The manner of our separation was more of a farce than a tragedy. On the night in question I had arranged that I would be cooking, and Carol had seemed to be agreeable. I left the office promptly for once, as I wanted to stop off at a deli and pick up some wine and other ingredients for dinner. (I was in the habit of delaying my return home to avoid sitting too long in an empty house, but however late I left it, Carol contrived to be later.) I was halfway into the recipe, just chopping some fresh chillies and enjoying myself – a bottle of Barolo breathing on the side,
Don Giovanni
on the stereo – when she rang. There was a crisis at work; she had to stay. She didn't know when she'd be back, but too late to eat. Her tone was brisk, remorseless.

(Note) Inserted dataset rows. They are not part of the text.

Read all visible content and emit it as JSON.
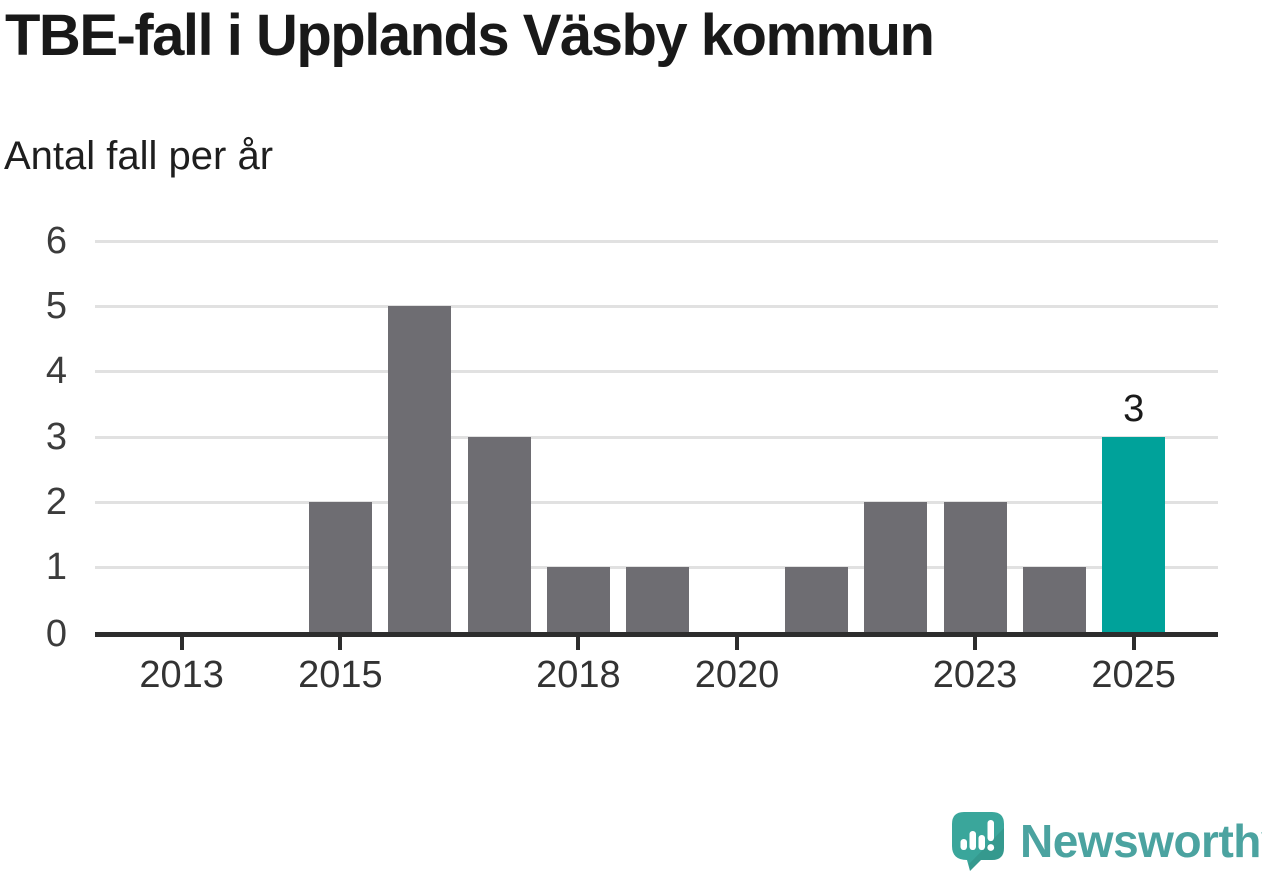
{
  "title": "TBE-fall i Upplands Väsby kommun",
  "subtitle": "Antal fall per år",
  "chart_data": {
    "type": "bar",
    "title": "TBE-fall i Upplands Väsby kommun",
    "subtitle": "Antal fall per år",
    "xlabel": "",
    "ylabel": "Antal fall per år",
    "categories": [
      "2013",
      "2014",
      "2015",
      "2016",
      "2017",
      "2018",
      "2019",
      "2020",
      "2021",
      "2022",
      "2023",
      "2024",
      "2025"
    ],
    "values": [
      0,
      0,
      2,
      5,
      3,
      1,
      1,
      0,
      1,
      2,
      2,
      1,
      3
    ],
    "highlight_category": "2025",
    "highlight_value_label": "3",
    "x_tick_labels": [
      "2013",
      "2015",
      "2018",
      "2020",
      "2023",
      "2025"
    ],
    "y_tick_labels": [
      "0",
      "1",
      "2",
      "3",
      "4",
      "5",
      "6"
    ],
    "ylim": [
      0,
      6
    ],
    "grid": "horizontal",
    "legend": "none",
    "bar_color": "#6e6d72",
    "highlight_color": "#00a29a",
    "gridline_color": "#e1e1e1",
    "axis_color": "#2d2d2d"
  },
  "branding": {
    "logo_text": "Newsworthy",
    "logo_icon": "newsworthy-speech-bubble-bar-chart-icon",
    "logo_text_color": "#4ba3a0",
    "logo_icon_color": "#3aa69b"
  }
}
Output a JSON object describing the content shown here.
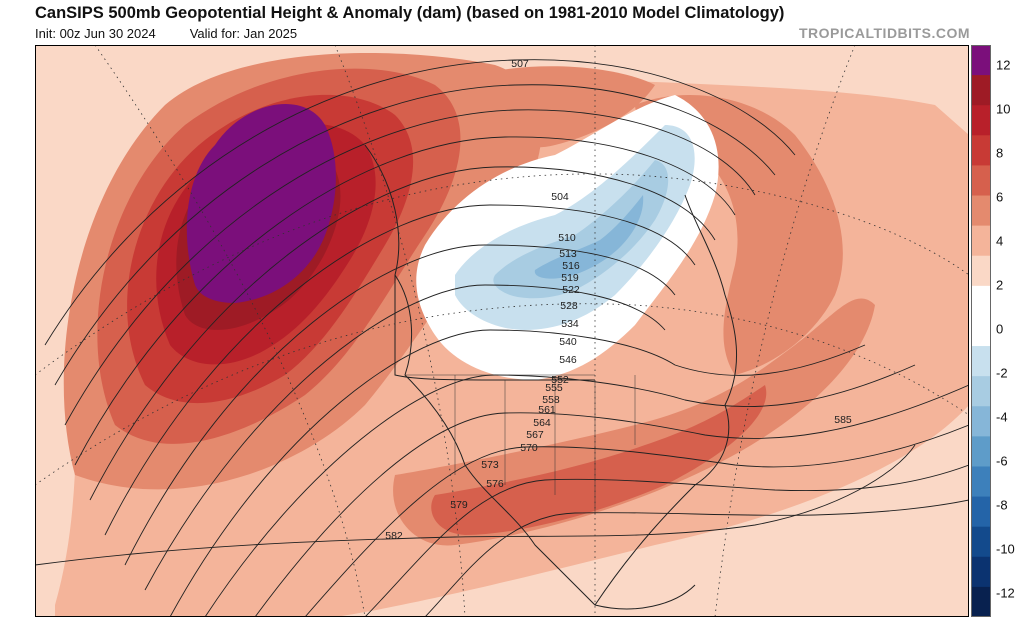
{
  "header": {
    "title": "CanSIPS 500mb Geopotential Height & Anomaly (dam) (based on 1981-2010 Model Climatology)",
    "init": "Init: 00z Jun 30 2024",
    "valid": "Valid for: Jan 2025",
    "credit": "TROPICALTIDBITS.COM"
  },
  "map": {
    "type": "contour-map",
    "variable": "500mb geopotential height (dam) with anomaly shading",
    "contour_labels": [
      "507",
      "504",
      "510",
      "513",
      "516",
      "519",
      "522",
      "528",
      "534",
      "540",
      "546",
      "552",
      "555",
      "558",
      "561",
      "564",
      "567",
      "570",
      "573",
      "576",
      "579",
      "582",
      "585"
    ],
    "features": {
      "positive_anomaly_center": "Gulf of Alaska / NE Pacific, > +12 dam",
      "negative_anomaly_center": "Hudson Bay / eastern Canada, about -4 dam"
    }
  },
  "colorbar": {
    "labels": [
      "12",
      "10",
      "8",
      "6",
      "4",
      "2",
      "0",
      "-2",
      "-4",
      "-6",
      "-8",
      "-10",
      "-12"
    ],
    "colors": [
      "#7b0f7b",
      "#9e1b25",
      "#b8202a",
      "#c83a35",
      "#d6604d",
      "#e48a6e",
      "#f4b49a",
      "#fad8c6",
      "#ffffff",
      "#ffffff",
      "#c8e0ee",
      "#a8cce2",
      "#86b6d8",
      "#5e9cc9",
      "#3d80bb",
      "#2464a8",
      "#134a8c",
      "#0b3370",
      "#08214f"
    ]
  }
}
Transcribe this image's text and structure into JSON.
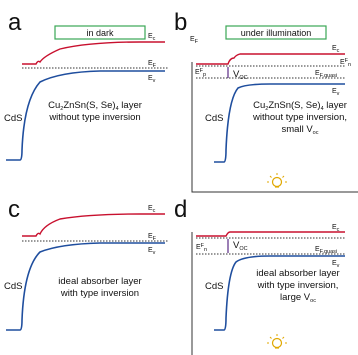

Deflated, I hung up and went back to the kitchen, in the process rubbing my face and transferring some chilli juice to the soft tissue of my eye, which didn't improve my temper. The beef was already browning in the pan, so there was no alternative but to press on with the cooking, but I had lost all enthusiasm now. From being a pleasure it was all at once a chore, bitterly resented. I felt mocked by the bunch of fresh coriander which had taken so much tracking down, the effort of acquiring it out of all proportion to its influence on the meal, which
would itself now go unappreciated. Nevertheless, I saved half the cooked chilli in a bowl, duly garnished, in case the great urgency of this legal ‘crisis' had left Carol no time for eating, but I drank the wine myself and to hell with her.

It was after midnight when she sauntered in, smelling of the pub. The house was in darkness. Dusk and then night had fallen around me as I sat at the kitchen table, the remains of the meal in front of me, the mountain of pans and utensils that I'd deployed in its preparation still unwashed. She snapped the light on and started violently when she saw me.

‘Oh my God. I thought you were in bed. Why are you sitting here in the dark?' She helped herself to a drink of water, wrinkling her nose at the mess. There was so much crockery piled in the sink that she could hardly fit a glass under the tap. ‘It stinks of onions in here,' she muttered.